De-spec’s entry, GLOCAL GRID, was exhibited at the Museum of the City of New York this past spring and was selected to be included in the publication produced by the Architectural League of New York.

Organized in conjunction with The Greatest Grid: The Master Plan of Manhattan, 1811–2011, the Architectural League’s international Call for Ideas invited architects, landscape architects, urban designers, and other design professionals to use the Manhattan street grid as a catalyst for thinking about the present and future of New York. What new possibilities for the grid still exist? What can we expect for the city’s future and how will it be shaped and reflected by the street grid? What kinds of ideas as bold and visionary as the 1811 Commissioners’ Plan might New York undertake?



The solution is based on the idea of Glocalization as “internalized globalization,”*1, an idea that the potential exists to create new social actors and structures that are essentially “local in spirit but global in character,”*2 capable of responding to local social needs yet supported by the global insight and power.

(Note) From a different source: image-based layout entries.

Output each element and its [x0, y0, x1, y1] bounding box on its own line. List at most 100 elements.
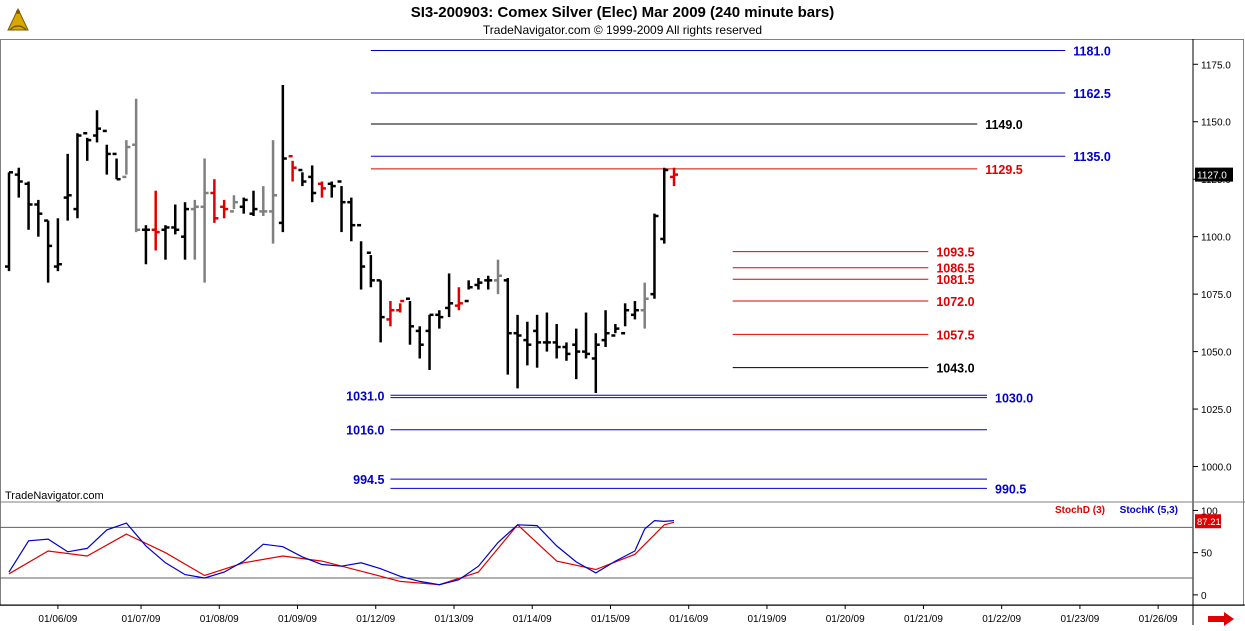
ohlc-bar	[445, 273, 454, 318]
ohlc-bar	[210, 179, 219, 223]
date-tick-label: 01/06/09	[38, 614, 77, 625]
stoch-tick-label: 100	[1201, 506, 1218, 517]
ohlc-bar	[366, 251, 375, 288]
level-label: 994.5	[353, 473, 384, 487]
stoch-line	[8, 519, 675, 586]
ohlc-bar	[630, 301, 639, 320]
ohlc-bar	[308, 165, 317, 203]
date-tick-label: 01/21/09	[904, 614, 943, 625]
watermark-text: TradeNavigator.com	[5, 490, 104, 502]
price-axis: 1000.01025.01050.01075.01100.01125.01150…	[1193, 60, 1233, 474]
stoch-tick-label: 0	[1201, 591, 1207, 602]
price-tick-label: 1025.0	[1201, 405, 1232, 416]
ohlc-bar	[14, 167, 23, 198]
ohlc-bar	[562, 342, 571, 361]
ohlc-bar	[63, 153, 72, 221]
ohlc-bar	[513, 314, 522, 389]
level-label: 1135.0	[1073, 150, 1111, 164]
level-label: 1162.5	[1073, 87, 1111, 101]
ohlc-bar	[552, 324, 561, 359]
ohlc-bar	[161, 225, 170, 260]
ohlc-bar	[288, 154, 297, 182]
date-tick-label: 01/20/09	[826, 614, 865, 625]
ohlc-bar	[396, 299, 405, 313]
ohlc-bar	[132, 98, 141, 233]
price-tick-label: 1000.0	[1201, 463, 1232, 474]
ohlc-bar	[278, 84, 287, 233]
ohlc-bar	[435, 310, 444, 329]
stoch-tick-label: 50	[1201, 549, 1213, 560]
ohlc-bar	[229, 195, 238, 213]
ohlc-bar	[572, 328, 581, 380]
stoch-value-label: 87.21	[1197, 517, 1221, 528]
ohlc-bar	[533, 314, 542, 368]
ohlc-bar	[298, 168, 307, 187]
price-level-lines: 1181.0 1162.5 1149.0 1135.0 1129.5 1093.5 1086…	[346, 44, 1111, 496]
stoch-line	[8, 521, 675, 586]
ohlc-bar	[73, 133, 82, 219]
ohlc-bar	[542, 312, 551, 352]
ohlc-bar	[93, 110, 102, 143]
date-tick-label: 01/19/09	[747, 614, 786, 625]
level-label: 1081.5	[936, 273, 974, 287]
ohlc-bar	[317, 181, 326, 198]
ohlc-bar	[640, 282, 649, 329]
ohlc-bar	[376, 279, 385, 343]
date-tick-label: 01/15/09	[591, 614, 630, 625]
price-tick-label: 1175.0	[1201, 60, 1231, 71]
ohlc-bar	[141, 225, 150, 265]
date-tick-label: 01/07/09	[122, 614, 161, 625]
level-label: 1129.5	[985, 163, 1023, 177]
date-tick-label: 01/12/09	[356, 614, 395, 625]
ohlc-bar	[34, 199, 43, 237]
price-tick-label: 1050.0	[1201, 348, 1232, 359]
date-tick-label: 01/08/09	[200, 614, 239, 625]
price-tick-label: 1075.0	[1201, 290, 1232, 301]
scroll-right-arrow[interactable]	[1206, 611, 1236, 627]
ohlc-bar	[405, 297, 414, 345]
ohlc-bar	[611, 324, 620, 337]
level-label: 1072.0	[936, 295, 974, 309]
ohlc-bar	[5, 171, 13, 272]
ohlc-bar	[474, 278, 483, 290]
price-tick-label: 1150.0	[1201, 118, 1231, 129]
ohlc-bar	[151, 190, 160, 251]
ohlc-bar	[582, 312, 591, 359]
ohlc-bar	[503, 278, 512, 375]
ohlc-bar	[200, 158, 209, 283]
level-label: 1086.5	[936, 262, 974, 276]
ohlc-bar	[102, 129, 111, 175]
ohlc-bar	[44, 219, 53, 283]
chart-title: SI3-200903: Comex Silver (Elec) Mar 2009…	[410, 4, 835, 21]
level-label: 1149.0	[985, 118, 1023, 132]
level-label: 1057.5	[936, 328, 974, 342]
ohlc-bar	[327, 181, 336, 198]
ohlc-bar	[523, 321, 532, 366]
ohlc-bar	[494, 259, 502, 295]
date-tick-label: 01/13/09	[435, 614, 474, 625]
ohlc-bar	[24, 181, 33, 230]
ohlc-bar	[484, 275, 493, 290]
ohlc-bar	[347, 197, 356, 242]
sextant-logo-icon	[7, 7, 29, 31]
ohlc-bar	[259, 186, 268, 216]
ohlc-bar	[650, 213, 659, 299]
current-price-label: 1127.0	[1197, 171, 1227, 182]
ohlc-bar	[415, 326, 424, 359]
level-label: 1030.0	[995, 392, 1033, 406]
level-label: 1031.0	[346, 389, 384, 403]
ohlc-bar	[171, 204, 180, 235]
current-price-tag	[1195, 167, 1233, 182]
ohlc-bar	[190, 199, 199, 260]
ohlc-bar	[53, 218, 62, 272]
ohlc-bar	[601, 310, 610, 347]
ohlc-bar	[386, 301, 395, 327]
date-tick-label: 01/22/09	[982, 614, 1021, 625]
copyright-text: TradeNavigator.com © 1999-2009 All right…	[482, 23, 763, 37]
ohlc-bar	[181, 202, 190, 260]
ohlc-bar	[122, 140, 131, 179]
ohlc-bar	[660, 167, 669, 244]
ohlc-bar	[670, 167, 679, 187]
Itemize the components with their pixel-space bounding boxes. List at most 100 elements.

The edges once lined with piers, ports and factories have slowly eroded giving way to random public or private development sometimes part of the grid and yet disconnected.  Correcting this hybrid nature of the boundaries from ‘outside-in’ to‘inside-out’ potentially seeks to make the largest shift in the identity of the grid since its conception.

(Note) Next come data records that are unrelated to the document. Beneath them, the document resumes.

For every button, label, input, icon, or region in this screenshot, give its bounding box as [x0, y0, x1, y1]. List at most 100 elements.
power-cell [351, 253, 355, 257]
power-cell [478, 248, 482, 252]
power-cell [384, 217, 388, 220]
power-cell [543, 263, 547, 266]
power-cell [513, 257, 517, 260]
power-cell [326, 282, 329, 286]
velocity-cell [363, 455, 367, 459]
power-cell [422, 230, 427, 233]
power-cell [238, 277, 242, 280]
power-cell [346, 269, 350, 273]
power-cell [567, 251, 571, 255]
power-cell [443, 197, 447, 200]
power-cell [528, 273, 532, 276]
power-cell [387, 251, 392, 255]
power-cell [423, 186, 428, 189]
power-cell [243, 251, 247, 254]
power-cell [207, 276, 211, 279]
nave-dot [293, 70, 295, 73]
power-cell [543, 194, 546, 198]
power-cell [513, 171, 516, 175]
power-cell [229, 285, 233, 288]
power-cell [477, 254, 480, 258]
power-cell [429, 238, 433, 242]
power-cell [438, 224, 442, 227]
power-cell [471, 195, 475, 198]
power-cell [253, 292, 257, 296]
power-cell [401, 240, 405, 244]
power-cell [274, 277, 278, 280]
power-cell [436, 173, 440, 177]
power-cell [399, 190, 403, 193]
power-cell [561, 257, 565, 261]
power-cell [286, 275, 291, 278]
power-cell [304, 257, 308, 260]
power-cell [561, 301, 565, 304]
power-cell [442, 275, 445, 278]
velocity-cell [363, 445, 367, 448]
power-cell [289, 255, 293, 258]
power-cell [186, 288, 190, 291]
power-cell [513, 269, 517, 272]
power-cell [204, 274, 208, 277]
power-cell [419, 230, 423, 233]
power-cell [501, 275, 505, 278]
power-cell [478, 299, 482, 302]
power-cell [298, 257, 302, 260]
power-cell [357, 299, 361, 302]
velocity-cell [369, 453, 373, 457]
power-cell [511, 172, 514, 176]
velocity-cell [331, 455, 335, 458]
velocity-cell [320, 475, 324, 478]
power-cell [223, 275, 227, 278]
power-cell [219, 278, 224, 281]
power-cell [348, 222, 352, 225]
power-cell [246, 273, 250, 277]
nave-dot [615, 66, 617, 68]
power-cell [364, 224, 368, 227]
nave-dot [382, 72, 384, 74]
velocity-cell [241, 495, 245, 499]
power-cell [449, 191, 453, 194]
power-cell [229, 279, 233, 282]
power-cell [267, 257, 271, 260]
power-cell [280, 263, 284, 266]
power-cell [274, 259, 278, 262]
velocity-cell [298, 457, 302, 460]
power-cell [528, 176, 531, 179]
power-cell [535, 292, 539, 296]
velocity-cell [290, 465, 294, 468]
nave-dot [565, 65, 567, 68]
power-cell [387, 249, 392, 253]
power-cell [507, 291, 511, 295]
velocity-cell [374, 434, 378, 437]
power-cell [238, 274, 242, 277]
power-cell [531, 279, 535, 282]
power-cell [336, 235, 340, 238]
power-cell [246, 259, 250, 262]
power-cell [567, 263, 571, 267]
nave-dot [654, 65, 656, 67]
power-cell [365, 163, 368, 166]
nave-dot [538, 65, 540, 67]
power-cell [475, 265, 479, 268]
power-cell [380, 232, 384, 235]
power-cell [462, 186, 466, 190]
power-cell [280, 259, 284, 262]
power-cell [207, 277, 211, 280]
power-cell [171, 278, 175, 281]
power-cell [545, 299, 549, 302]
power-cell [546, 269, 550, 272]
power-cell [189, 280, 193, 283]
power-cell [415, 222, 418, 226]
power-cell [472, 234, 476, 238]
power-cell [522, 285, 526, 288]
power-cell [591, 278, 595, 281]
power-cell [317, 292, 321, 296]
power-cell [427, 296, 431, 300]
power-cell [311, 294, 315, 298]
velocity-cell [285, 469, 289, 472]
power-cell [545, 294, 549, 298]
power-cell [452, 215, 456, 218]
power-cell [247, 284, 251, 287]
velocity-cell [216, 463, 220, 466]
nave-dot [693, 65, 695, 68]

The main strategy maintains the global community at the core of Manhattan Island and connects the core to the water by way of the streets into the piers. A more fluid, express connection is laid under the ground moving north-south connecting to bridges and tunnels.  The grid is extruded into its ‘Z’ axis allowing for an infrastructural SYSTEM for energy production, waste management, Data connections below ground and community development and other social systems above the ground. 


All the streets reach the edge and meet the water and transform into Piers.  The interstitial spaces are mitigated with indigenous vegetation and green space appropriate for local use and new types of public spaces.

A more express roadway is sunken under the ground moving North –South on the last Avenue parallel to the edge, with adequate exits at the intersection of two way streets additionally connecting expressway to bridges and tunnels.  This strategy asserts that the 12th Avenue (Henry Hudson) and FDR (Harlem River drive) at grade must integrate with the grid and for the streets to have lights at all intersections enabling pedestrian and slow traffic to cross over, internalize and occupy the edge.

Infrastructure- LOCALIZATION

Two new lines of underground infrastructure are placed on the 10th Ave to Amsterdam and 2nd Avenue to Morris Avenue. This new underground core can be used for multiple infrastructural uses including waste management. Using systems like ‘Envac’ already used in Roosevelt Island, local waste is vacuumed, then sorted and managed in local structures.  Zip code map is used to make the demarcation of neighborhoods.  Underdeveloped sites of approximately 100’x100’ that intersect 2nd Avenue or 10th Avenue are chosen for the ‘vertical parks’.   These structures provide for LOCAL collection, sorting and remediation of waste and exportation of recyclable waste such as paper, metal and glass.  Above the ground there is space for vertical farming and use by the community to produce food (vegetables, honey), market, restaurants and social activities to strengthen local relations & flavors.  The production of food can be supported by the members of the community who need work and assistance.  The building is run by a collaboration of private and public funding.  

*1, Roudometof, Victor (2005). “Translationalism, Cosmopolitanism, and Glocalization”. Current Sociology 53 (1): 113–135.

*2 Hong, Phillip Young P.; Song, In Han (2010). “Glocalization of social work practice: Global and local responses to globalization”. International Social Work 53 (5): 656–670.